Learn more about the use case:

DIQA Projektmanagement GmbH

Modern Workplace, Natural Language Processing (NLP)


Easy Tagging App for Microsoft 365

What drove the decision to develop an AI-based use case?
Among other things, we develop solutions for our customers in Microsoft 365, especially for SharePoint, which is mainly used for document management in small, medium and large companies. One customer complained that his employees had to deal with a wide variety of business documents on a daily basis (e.g. orders, applications, letters from authorities, contracts, etc.) and had to manually categorize them in a time-consuming manner to make them easier to find and to trigger automatic workflows.
We then implemented an app ("Easy Tagging") for Microsoft 365 that uses a few sample documents to learn how users tag or categorize documents. After a learning phase, the app adds appropriate metadata to existing or new documents. The advantage for users: They find documents more efficiently and are relieved of routine tasks with documents because automatic workflows with documents can now be implemented.

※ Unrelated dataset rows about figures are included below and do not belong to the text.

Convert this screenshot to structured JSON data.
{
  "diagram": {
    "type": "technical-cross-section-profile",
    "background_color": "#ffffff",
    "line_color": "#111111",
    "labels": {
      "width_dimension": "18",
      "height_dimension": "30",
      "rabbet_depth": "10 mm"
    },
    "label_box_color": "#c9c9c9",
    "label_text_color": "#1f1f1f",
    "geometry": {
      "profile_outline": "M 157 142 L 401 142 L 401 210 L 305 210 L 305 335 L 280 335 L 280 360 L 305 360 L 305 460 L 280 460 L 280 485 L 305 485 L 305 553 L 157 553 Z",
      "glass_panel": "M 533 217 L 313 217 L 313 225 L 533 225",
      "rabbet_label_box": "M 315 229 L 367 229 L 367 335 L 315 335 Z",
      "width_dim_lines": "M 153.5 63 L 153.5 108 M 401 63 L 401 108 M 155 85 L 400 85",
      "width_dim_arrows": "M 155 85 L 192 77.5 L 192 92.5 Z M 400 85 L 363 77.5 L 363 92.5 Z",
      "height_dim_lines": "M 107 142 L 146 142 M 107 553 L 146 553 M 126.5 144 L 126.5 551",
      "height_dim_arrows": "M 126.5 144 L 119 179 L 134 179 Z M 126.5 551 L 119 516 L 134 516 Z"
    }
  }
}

What were your expectations or requirements for the AI application?
For our customers, it is important that the Easy Tagging App classifies unknown documents with a very high hit rate and specificity and processes large document libraries quickly - and with as few sample documents as possible for training. In addition, the app is expected to be certified by Microsoft, ensuring seamless integration with the familiar SharePoint user interface and software quality.
It is important for us that users all over the world can install the Easy Tagging App directly from the Microsoft Store ("AppSource") into their SharePoint and start using it without any training in AI technologies.

What frameworks/methods did you rely on for development?
Microsoft 365 and Azure as the platform for the application and various Python libraries for text analysis (including NLTK) and machine learning (Tensorflow).

The use of AI solutions must also be accompanied by a change in competences. How have you dealt with this challenge in respect of your employees?
We have solid, field-proven expertise in symbolic artificial intelligence ("semantic technologies") that use explicit rules and ontologies to represent complex models. Since this approach is not optimal for Easy Tagging requirements, we use "machine learning" methods. One of our employees acquired experience with neural networks in his diploma thesis, which put us in a good starting position for the development of the app. Nevertheless, we have deepened our expertise in the context of personal IBM certifications and updated it, especially for newer approaches like Deep Learning.

In what timeframe did your company implement the AI solution?
Since our product development runs alongside our client projects, it took us about a year to implement, which is much longer than originally planned. We spent about half of that time on the actual AI components. Microsoft's certification of the app also took a few weeks.
However, our customers can install the Easy Tagging App from AppSource, get it up and running, and process their document assets with just a few simple clicks.

A conclusion to your AI solution:
The implementation from the product idea to the certified app presented us with some challenges. In particular, the maturity of some central Python libraries left a lot to be desired and was therefore a major effort factor.
On the other hand, the available machine learning libraries allow the implementation of innovative features for text analysis, e.g. automatic summaries or the extraction of facts ("who, what, where") and contexts. These features directly benefit the SharePoint user, who finds and evaluates documents faster and, thanks to automated workflows, is relieved of routine tasks.

One final piece of advice/tip to other entrepreneurs looking to apply AI:
The use of AI methods should not be a goal in itself, but it should fulfill concrete requirements of the users.